Die Szene ging in den chinesischen sozialen Medien viral und verbreitete sich anschließend weltweit: Eine asiatische Streamerin wurde live im Stream mit ihrem wahren Gesicht konfrontiert, nachdem der Filter, den sie auf ihrer Streaming-Plattform verwendete, plötzlich versagt hatte. Innerhalb weniger Sekunden erschien die Frau, die normalerweise einen retuschierten Teint präsentierte, mit einem völlig anderen Gesicht, was bei ihren Followern Erstaunen und teils Spott auslöste.
Wenn die Realität die virtuelle Welt einholt
Der Fehler ereignete sich während eines Livestreams auf Douyin (der chinesischen Version von TikTok), wie mehrere Medien, darunter die New York Post und Yahoo Entertainment , berichteten. Auf X (ehemals Twitter) geteilte Clips zeigen den genauen Moment, in dem der Filter deaktiviert wird: Das Gesicht der Streamerin verändert sich abrupt und enthüllt Züge, die sich deutlich von denen ihrer Fans unterscheiden.
Eine chinesische Streamerin verlor Berichten zufolge 140.000 Follower, nachdem ihr Beauty-Filter während eines Livestreams plötzlich versagte und ihr wahres Gesicht enthüllte 😶 pic.twitter.com/AvlC8fC2JG
— Clown World™ 🤡 (@ClownWorld) 16. Februar 2026
Ein versehentlicher „Catfish“, der die Internetnutzer spaltet
Der Vorfall löste umgehend eine Flut von Reaktionen aus. Einige Nutzer warfen der Frau „Catfishing“ vor – also die absichtliche Falschdarstellung ihres Aussehens. Hunderte spöttische Kommentare überschwemmten die sozialen Medien, und die Frau verlor Berichten zufolge innerhalb weniger Tage fast 140.000 Follower (diese Zahl ist jedoch noch nicht bestätigt).
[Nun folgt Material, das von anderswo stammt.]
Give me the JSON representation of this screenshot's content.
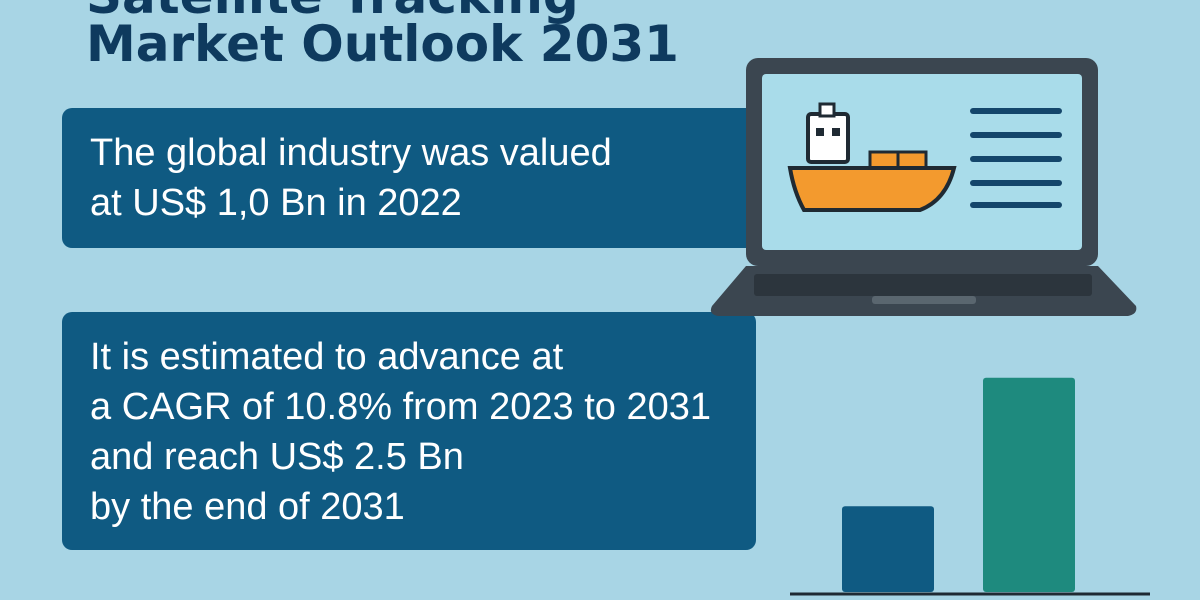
{
  "title": {
    "line1": "Market Outlook 2031",
    "cut_line": "Satellite Tracking"
  },
  "colors": {
    "background": "#a8d5e5",
    "title": "#0e3a5e",
    "panel": "#0f5a82",
    "bar_dark": "#0f5a82",
    "bar_teal": "#1e8a7e",
    "laptop_frame": "#3b4650",
    "screen": "#a9dcea",
    "ship_hull": "#f39a2e"
  },
  "card1": {
    "lines": [
      "The global industry was valued",
      "at US$ 1,0 Bn in 2022"
    ]
  },
  "card2": {
    "lines": [
      "It is estimated to advance at",
      "a CAGR of 10.8% from 2023 to 2031",
      "and reach US$ 2.5 Bn",
      "by the end of 2031"
    ]
  },
  "icons": {
    "laptop": "laptop-icon",
    "ship": "cargo-ship-icon",
    "text_lines": "text-lines-icon",
    "chart": "bar-chart-icon"
  },
  "chart_data": {
    "type": "bar",
    "categories": [
      "",
      ""
    ],
    "values": [
      1.0,
      2.5
    ],
    "title": "",
    "xlabel": "",
    "ylabel": "",
    "ylim": [
      0,
      2.8
    ],
    "grid": false
  }
}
Allerdings schlossen sich nicht alle der Kritik an. Einige Internetnutzer verteidigten die Designerin: „Selbst wenn sie über ihr Aussehen lügt, ist sie ohne Filter viel hübscher“, schrieb jemand. Andere wiesen darauf hin, wie enorm der Druck auf Influencer in China ist, gut auszusehen, wo digitale Perfektion zur Norm geworden ist.
Die Filterbesessenheit, ein alles andere als isoliertes Phänomen.
Die weitverbreitete Verwendung von „Verschönerungsfiltern“ auf asiatischen Plattformen ist seit einigen Jahren Gegenstand von Debatten. Bereits 2019 sorgte eine andere Streamerin, bekannt unter dem Pseudonym „Eure Hoheit Qiao Biluo“, für einen Skandal, indem sie ohne ihre „magischen“ Filter auftrat – und damit enthüllte, dass sie in Wirklichkeit eine reife Frau hinter dem Avatar einer „jungen digitalen Göttin“ war.
Diese Vorfälle verdeutlichen die zunehmende Verschwimmung der Grenze zwischen digitalem Image und Realität. In einer Zeit, in der sich Gesichter mithilfe von Technologie nach Belieben verändern lassen, gewinnen Fragen der Transparenz, Authentizität und sogar der psychischen Gesundheit sowohl für Influencer als auch für ihre Follower an Bedeutung.
Letztlich verdeutlicht dieser Fall, wie „virtuelle Schönheit“ zum Gefängnis werden kann. Während manche darin lediglich eine Geschichte zerbrochener Illusionen sehen, betonen andere eine wichtige Erkenntnis: Hinter jedem „gefilterten“ Gesicht verbirgt sich oft ein Mensch, der unter enormem Druck steht, zu gefallen und in einer Welt zu überleben, in der das Aussehen wichtiger ist denn je.